High School Traveling through space at zero km/s

[mike9731]

TL;DR

Is it possible to travel through space at zero km/s relative to the speed of light and therefore be perfectly still?

In sci-fi when an author is talking about space travellers or describing the movement of galaxies they will say something like “movement in space only means anything in relation to another object”. Examples of this would be, a space ship moving away from earth at 100 km/s, or 2 galaxies moving towards each other at one light year per century. I think it would make it easier to describe movement in space if we had three axis that we all agree on and we used 0 km/s relative to the speed of light as a frame of reference for all movement in space. If an object travelling at the speed of light in a straight line and it’s speed is reduced by the speed of light would it now be at absolute zero for movement? If a cloud of hydrogen in space became dense enough for fusion to begin occurring and at a point in time it began emitting light in all directions, forming a sphere of light the radius of which would grow at the speed of light, this is sometimes referred to as an event horizon, the event is the beginning of fusion and light is at the edge of the spere. So if the new star is in motion it will not stay in the centre of the sphere but if the star is perfectly still it will always stay in the centre of its own event horizon. Does this concept exist in physics?

 

[Ibix]

“movement in space only means anything in relation to another object

This is correct, and you will find it in physics textbooks too.

0 km/s relative to the speed of light as a frame of reference

This, however, is impossible. If you attempt to construct a frame of reference in which light is at rest in a relativistic universe you will find yourself requiring two lines that don't point in the same direction but also do point in the same direction. This follows fairly directly from Einstein's second postulate, that the speed of light is constant in all inertial frames of reference.

 

[Herman Trivilino]

I don't understand what you mean by "relative to the speed of light"? We refer to objects, not speeds, when we speak of relative motion. For example, when my car's speedometer reads 60 mi/h it means I'm moving at that speed relative to the road.

I might try to measure speed relative to something like a sound wave. Then I might be able to say I'm at rest relative to the sound wave, or at any other speed relative to the sound wave.

But I could never do such a thing with a light wave in a vacuum. The light wave always has the same speed relative to me. And to everything else, too.

 

[mike9731]

This is correct, and you will find it in physics textbooks too.

This, however, is impossible. If you attempt to construct a frame of reference in which light is at rest in a relativistic universe you will find yourself requiring two lines that don't point in the same direction but also do point in the same direction. This follows fairly directly from Einstein's second postulate, that the speed of light is constant in all inertial frames of reference.

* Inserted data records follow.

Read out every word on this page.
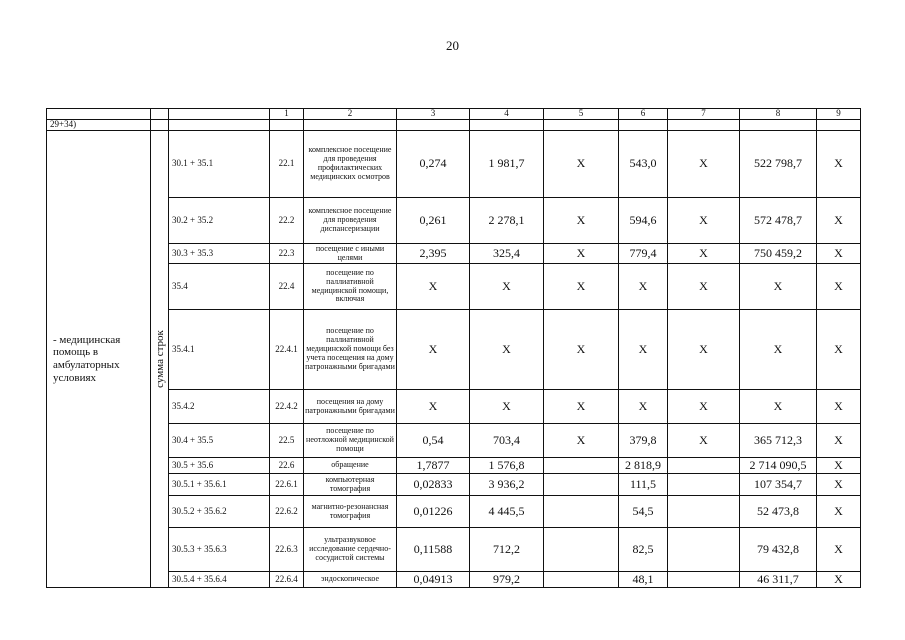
20
			1	2	3	4	5	6	7	8	9
29+34)											
- медицинская помощь в амбулаторных условиях	сумма строк	30.1 + 35.1	22.1	комплексное посещение для проведения профилактических медицинских осмотров	0,274	1 981,7	X	543,0	X	522 798,7	X
		30.2 + 35.2	22.2	комплексное посещение для проведения диспансеризации	0,261	2 278,1	X	594,6	X	572 478,7	X
		30.3 + 35.3	22.3	посещение с иными целями	2,395	325,4	X	779,4	X	750 459,2	X
		35.4	22.4	посещение по паллиативной медицинской помощи, включая	X	X	X	X	X	X	X
		35.4.1	22.4.1	посещение по паллиативной медицинской помощи без учета посещения на дому патронажными бригадами	X	X	X	X	X	X	X
		35.4.2	22.4.2	посещения на дому патронажными бригадами	X	X	X	X	X	X	X
		30.4 + 35.5	22.5	посещение по неотложной медицинской помощи	0,54	703,4	X	379,8	X	365 712,3	X
		30.5 + 35.6	22.6	обращение	1,7877	1 576,8		2 818,9		2 714 090,5	X
		30.5.1 + 35.6.1	22.6.1	компьютерная томография	0,02833	3 936,2		111,5		107 354,7	X
		30.5.2 + 35.6.2	22.6.2	магнитно-резонансная томография	0,01226	4 445,5		54,5		52 473,8	X
		30.5.3 + 35.6.3	22.6.3	ультразвуковое исследование сердечно-сосудистой системы	0,11588	712,2		82,5		79 432,8	X
		30.5.4 + 35.6.4	22.6.4	эндоскопическое	0,04913	979,2		48,1		46 311,7	X
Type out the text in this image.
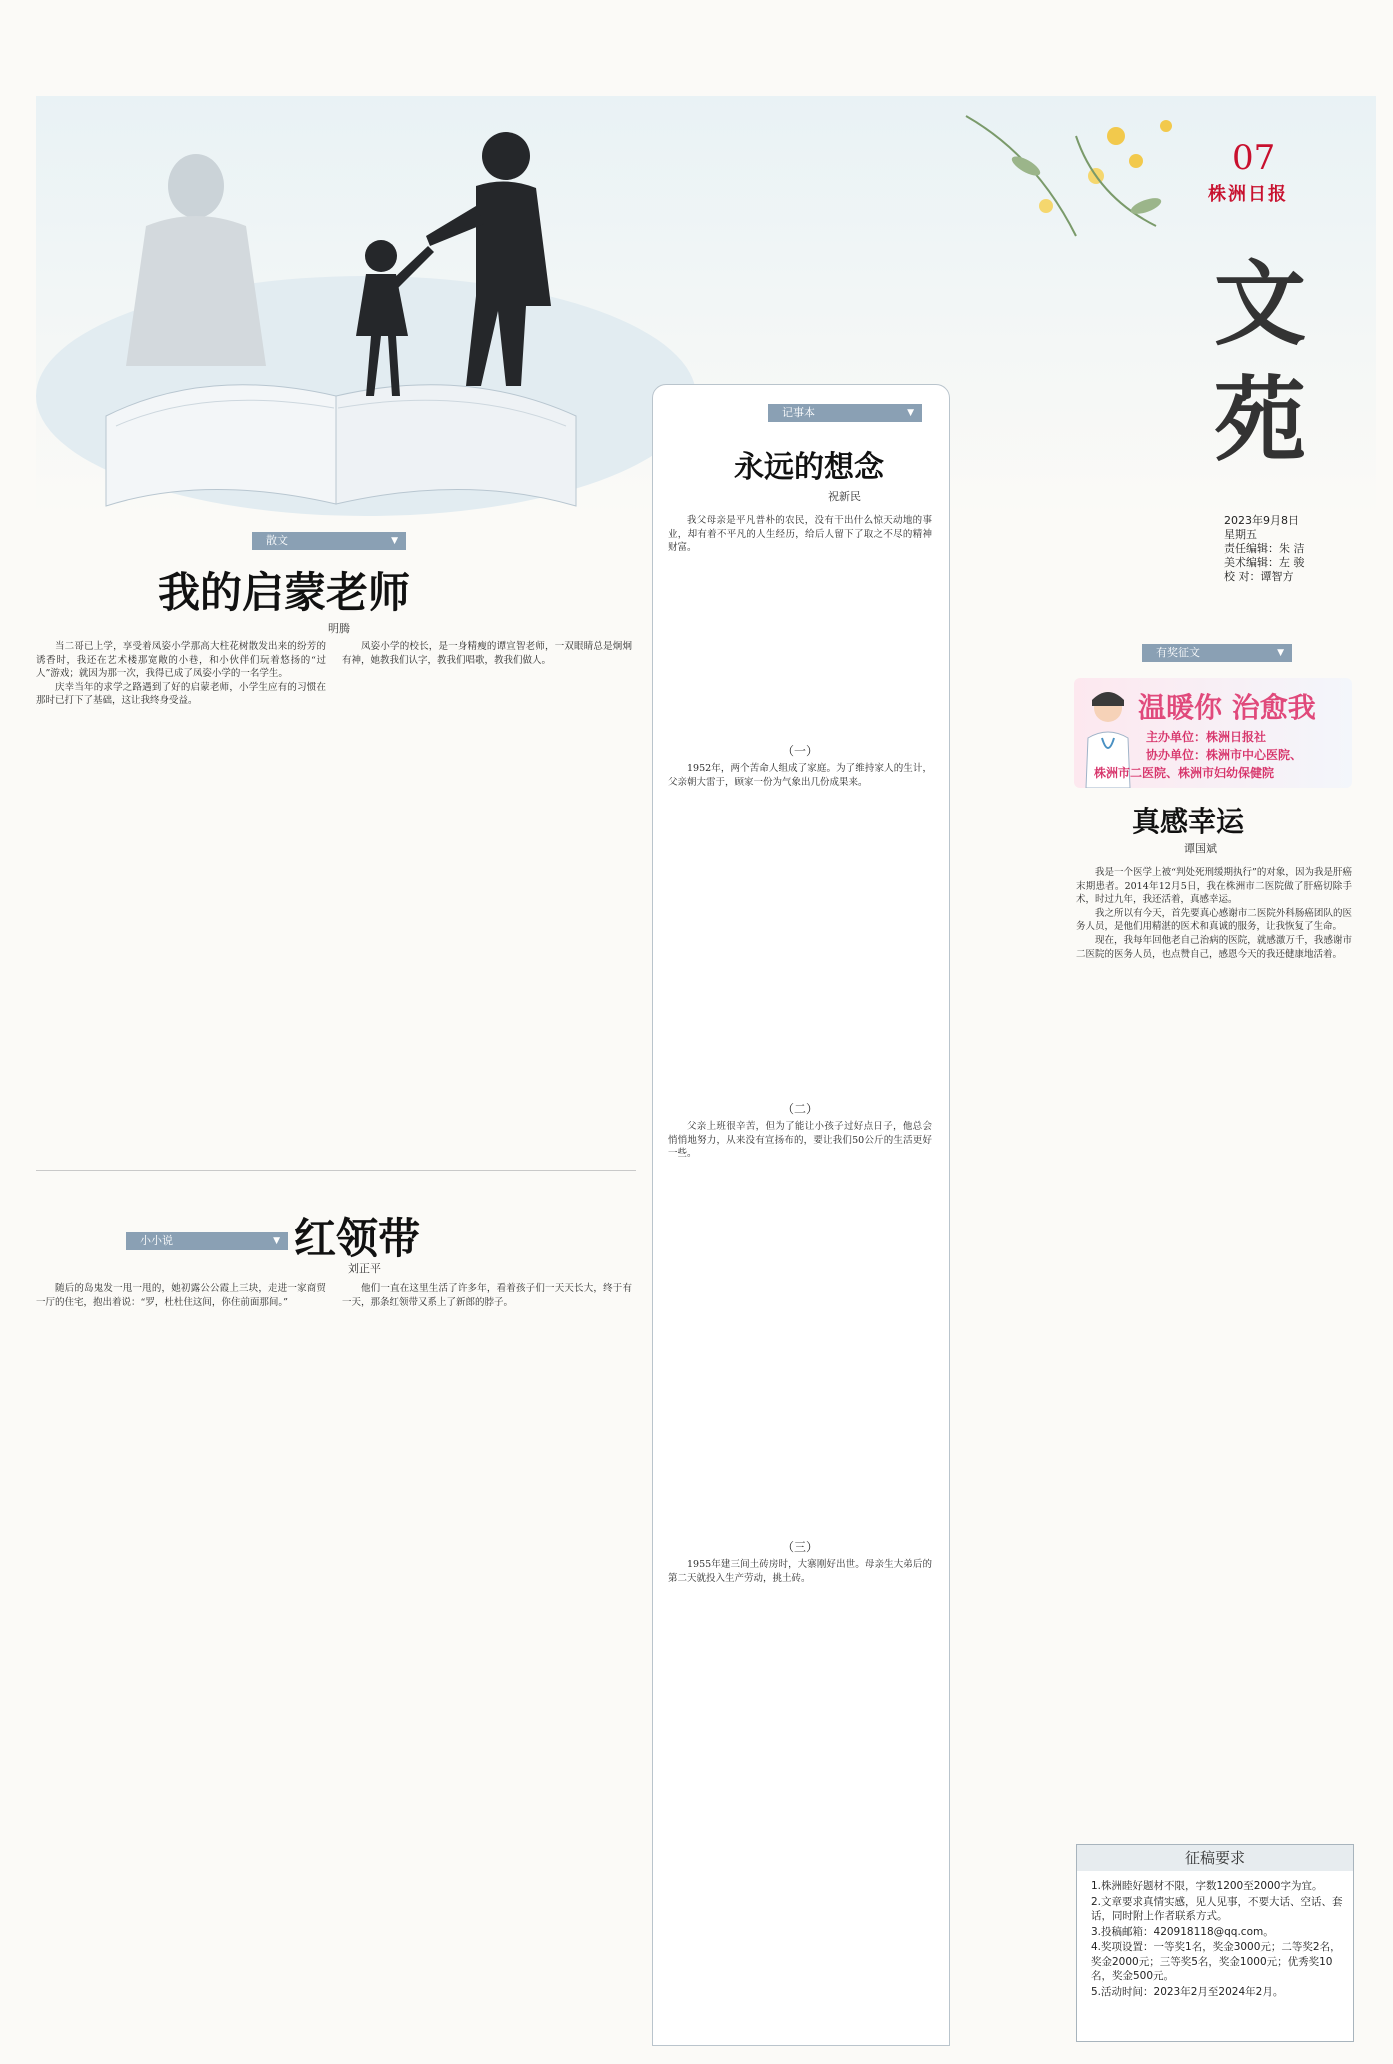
07
株洲日报
文苑
2023年9月8日
星期五
责任编辑：朱 洁
美术编辑：左 骏
校 对：谭智方
散文 ▼
我的启蒙老师
明腾

当二哥已上学，享受着凤姿小学那高大柱花树散发出来的纷芳的诱香时，我还在艺术楼那宽敞的小巷，和小伙伴们玩着悠扬的“过人”游戏；就因为那一次，我得已成了凤姿小学的一名学生。

庆幸当年的求学之路遇到了好的启蒙老师，小学生应有的习惯在那时已打下了基础，这让我终身受益。

凤姿小学的校长，是一身精瘦的谭宣智老师，一双眼睛总是炯炯有神，她教我们认字，教我们唱歌，教我们做人。

小小说 ▼	红领带
刘正平

随后的岛鬼发一甩一甩的，她初露公公霞上三块，走进一家商贸一厅的住宅，抱出着说：“罗，杜杜住这间，你住前面那间。”

他们一直在这里生活了许多年，看着孩子们一天天长大，终于有一天，那条红领带又系上了新郎的脖子。

记事本 ▼
永远的想念
祝新民

我父母亲是平凡普朴的农民，没有干出什么惊天动地的事业，却有着不平凡的人生经历，给后人留下了取之不尽的精神财富。

（一）

1952年，两个苦命人组成了家庭。为了维持家人的生计，父亲朝大雷于，顾家一份为气象出几份成果来。

（二）

父亲上班很辛苦，但为了能让小孩子过好点日子，他总会悄悄地努力，从来没有宣扬布的，要让我们50公斤的生活更好一些。

（三）

1955年建三间土砖房时，大寨刚好出世。母亲生大弟后的第二天就投入生产劳动，挑土砖。

有奖征文 ▼
温暖你 治愈我
主办单位：株洲日报社
协办单位：株洲市中心医院、
株洲市二医院、株洲市妇幼保健院
真感幸运
谭国斌

我是一个医学上被“判处死刑缓期执行”的对象，因为我是肝癌末期患者。2014年12月5日，我在株洲市二医院做了肝癌切除手术，时过九年，我还活着，真感幸运。

我之所以有今天，首先要真心感谢市二医院外科肠癌团队的医务人员，是他们用精湛的医术和真诚的服务，让我恢复了生命。

现在，我每年回他老自己治病的医院，就感激万千，我感谢市二医院的医务人员，也点赞自己，感恩今天的我还健康地活着。

征稿要求
1.株洲睦好题材不限，字数1200至2000字为宜。
2.文章要求真情实感，见人见事，不要大话、空话、套话，同时附上作者联系方式。
3.投稿邮箱：420918118@qq.com。
4.奖项设置：一等奖1名，奖金3000元；二等奖2名，奖金2000元；三等奖5名，奖金1000元；优秀奖10名，奖金500元。
5.活动时间：2023年2月至2024年2月。
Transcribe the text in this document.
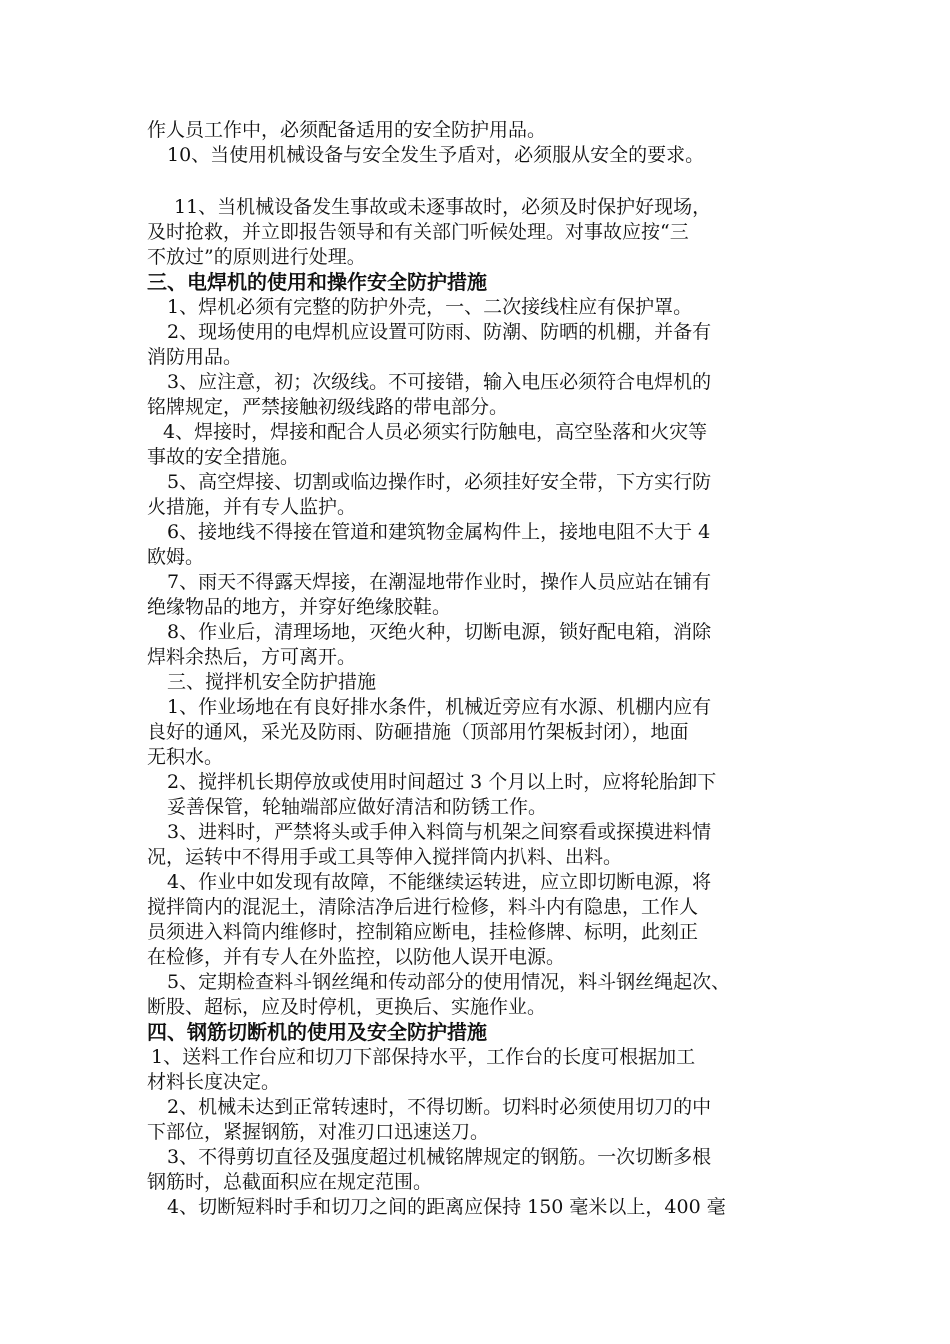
作人员工作中，必须配备适用的安全防护用品。
10、当使用机械设备与安全发生予盾对，必须服从安全的要求。
11、当机械设备发生事故或未逐事故时，必须及时保护好现场，
及时抢救，并立即报告领导和有关部门听候处理。对事故应按“三
不放过”的原则进行处理。
三、电焊机的使用和操作安全防护措施
1、焊机必须有完整的防护外壳，一、二次接线柱应有保护罩。
2、现场使用的电焊机应设置可防雨、防潮、防晒的机棚，并备有
消防用品。
3、应注意，初；次级线。不可接错，输入电压必须符合电焊机的
铭牌规定，严禁接触初级线路的带电部分。
4、焊接时，焊接和配合人员必须实行防触电，高空坠落和火灾等
事故的安全措施。
5、高空焊接、切割或临边操作时，必须挂好安全带，下方实行防
火措施，并有专人监护。
6、接地线不得接在管道和建筑物金属构件上，接地电阻不大于 4
欧姆。
7、雨天不得露天焊接，在潮湿地带作业时，操作人员应站在铺有
绝缘物品的地方，并穿好绝缘胶鞋。
8、作业后，清理场地，灭绝火种，切断电源，锁好配电箱，消除
焊料余热后，方可离开。
三、搅拌机安全防护措施
1、作业场地在有良好排水条件，机械近旁应有水源、机棚内应有
良好的通风，采光及防雨、防砸措施（顶部用竹架板封闭），地面
无积水。
2、搅拌机长期停放或使用时间超过 3 个月以上时，应将轮胎卸下
妥善保管，轮轴端部应做好清洁和防锈工作。
3、进料时，严禁将头或手伸入料筒与机架之间察看或探摸进料情
况，运转中不得用手或工具等伸入搅拌筒内扒料、出料。
4、作业中如发现有故障，不能继续运转进，应立即切断电源，将
搅拌筒内的混泥土，清除洁净后进行检修，料斗内有隐患，工作人
员须进入料筒内维修时，控制箱应断电，挂检修牌、标明，此刻正
在检修，并有专人在外监控，以防他人误开电源。
5、定期检查料斗钢丝绳和传动部分的使用情况，料斗钢丝绳起次、
断股、超标，应及时停机，更换后、实施作业。
四、钢筋切断机的使用及安全防护措施
1、送料工作台应和切刀下部保持水平，工作台的长度可根据加工
材料长度决定。
2、机械未达到正常转速时，不得切断。切料时必须使用切刀的中
下部位，紧握钢筋，对准刃口迅速送刀。
3、不得剪切直径及强度超过机械铭牌规定的钢筋。一次切断多根
钢筋时，总截面积应在规定范围。
4、切断短料时手和切刀之间的距离应保持 150 毫米以上，400 毫
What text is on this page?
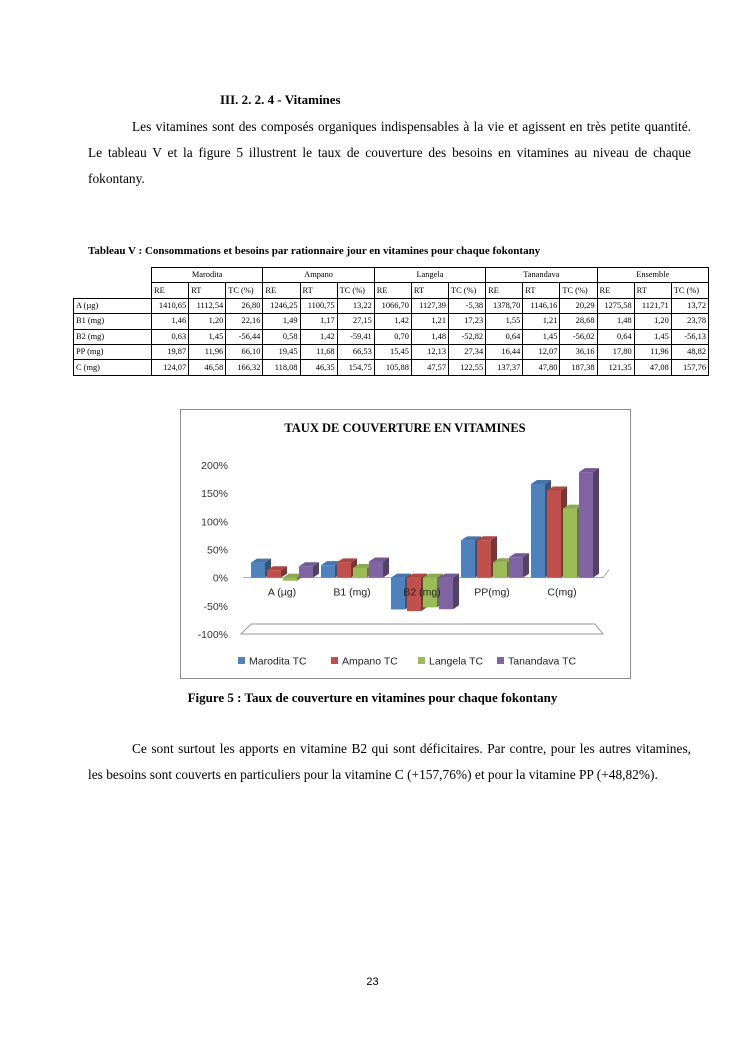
III. 2. 2. 4 - Vitamines

Les vitamines sont des composés organiques indispensables à la vie et agissent en très petite quantité. Le tableau V et la figure 5 illustrent le taux de couverture des besoins en vitamines au niveau de chaque fokontany.

Tableau V : Consommations et besoins par rationnaire jour en vitamines pour chaque fokontany
	Marodita			Ampano			Langela			Tanandava			Ensemble		
	RE	RT	TC (%)	RE	RT	TC (%)	RE	RT	TC (%)	RE	RT	TC (%)	RE	RT	TC (%)
A (µg)	1410,65	1112,54	26,80	1246,25	1100,75	13,22	1066,70	1127,39	-5,38	1378,70	1146,16	20,29	1275,58	1121,71	13,72
B1 (mg)	1,46	1,20	22,16	1,49	1,17	27,15	1,42	1,21	17,23	1,55	1,21	28,68	1,48	1,20	23,78
B2 (mg)	0,63	1,45	-56,44	0,58	1,42	-59,41	0,70	1,48	-52,82	0,64	1,45	-56,02	0,64	1,45	-56,13
PP (mg)	19,87	11,96	66,10	19,45	11,68	66,53	15,45	12,13	27,34	16,44	12,07	36,16	17,80	11,96	48,82
C (mg)	124,07	46,58	166,32	118,08	46,35	154,75	105,88	47,57	122,55	137,37	47,80	187,38	121,35	47,08	157,76
TAUX DE COUVERTURE EN VITAMINES
200%
150%
100%
50%
0%
-50%
-100%
A (µg)	B1 (mg)	B2 (mg)	PP(mg)	C(mg)
Marodita TC	Ampano TC	Langela TC Tanandava TC
Figure 5 : Taux de couverture en vitamines pour chaque fokontany

Ce sont surtout les apports en vitamine B2 qui sont déficitaires. Par contre, pour les autres vitamines, les besoins sont couverts en particuliers pour la vitamine C (+157,76%) et pour la vitamine PP (+48,82%).

23
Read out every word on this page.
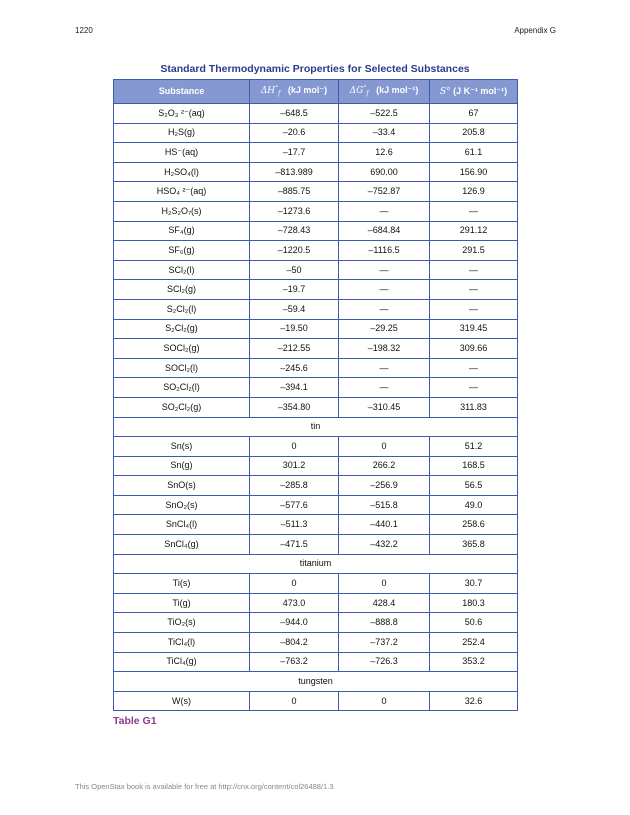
1220	Appendix G
Standard Thermodynamic Properties for Selected Substances
Substance	$\Delta H^\circ_f$ (kJ mol⁻)	$\Delta G^\circ_f$ (kJ mol⁻¹)	S° (J K⁻¹ mol⁻¹)
S₂O₃ ²⁻(aq)	–648.5	–522.5	67
H₂S(g)	–20.6	–33.4	205.8
HS⁻(aq)	–17.7	12.6	61.1
H₂SO₄(l)	–813.989	690.00	156.90
HSO₄ ²⁻(aq)	–885.75	–752.87	126.9
H₂S₂O₇(s)	–1273.6	—	—
SF₄(g)	–728.43	–684.84	291.12
SF₆(g)	–1220.5	–1116.5	291.5
SCl₂(l)	–50	—	—
SCl₂(g)	–19.7	—	—
S₂Cl₂(l)	–59.4	—	—
S₂Cl₂(g)	–19.50	–29.25	319.45
SOCl₂(g)	–212.55	–198.32	309.66
SOCl₂(l)	–245.6	—	—
SO₂Cl₂(l)	–394.1	—	—
SO₂Cl₂(g)	–354.80	–310.45	311.83
tin			
Sn(s)	0	0	51.2
Sn(g)	301.2	266.2	168.5
SnO(s)	–285.8	–256.9	56.5
SnO₂(s)	–577.6	–515.8	49.0
SnCl₄(l)	–511.3	–440.1	258.6
SnCl₄(g)	–471.5	–432.2	365.8
titanium			
Ti(s)	0	0	30.7
Ti(g)	473.0	428.4	180.3
TiO₂(s)	–944.0	–888.8	50.6
TiCl₄(l)	–804.2	–737.2	252.4
TiCl₄(g)	–763.2	–726.3	353.2
tungsten			
W(s)	0	0	32.6
Table G1
This OpenStax book is available for free at http://cnx.org/content/col26488/1.3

Thanks for the reply I am still trying to wrap my head around relativity.

 

[mike9731]

I don't understand what you mean by "relative to the speed of light"? We refer to objects, not speeds, when we speak of relative motion. For example, when my car's speedometer reads 60 mi/h it means I'm moving at that speed relative to the road.

I might try to measure speed relative to something like a sound wave. Then I might be able to say I'm at rest relative to the sound wave, or at any other speed relative to the sound wave.

But I could never do such a thing with a light wave in a vacuum. The light wave always has the same speed relative to me. And to everything else, too.

Thank you for your response I am still trying to understand relativity.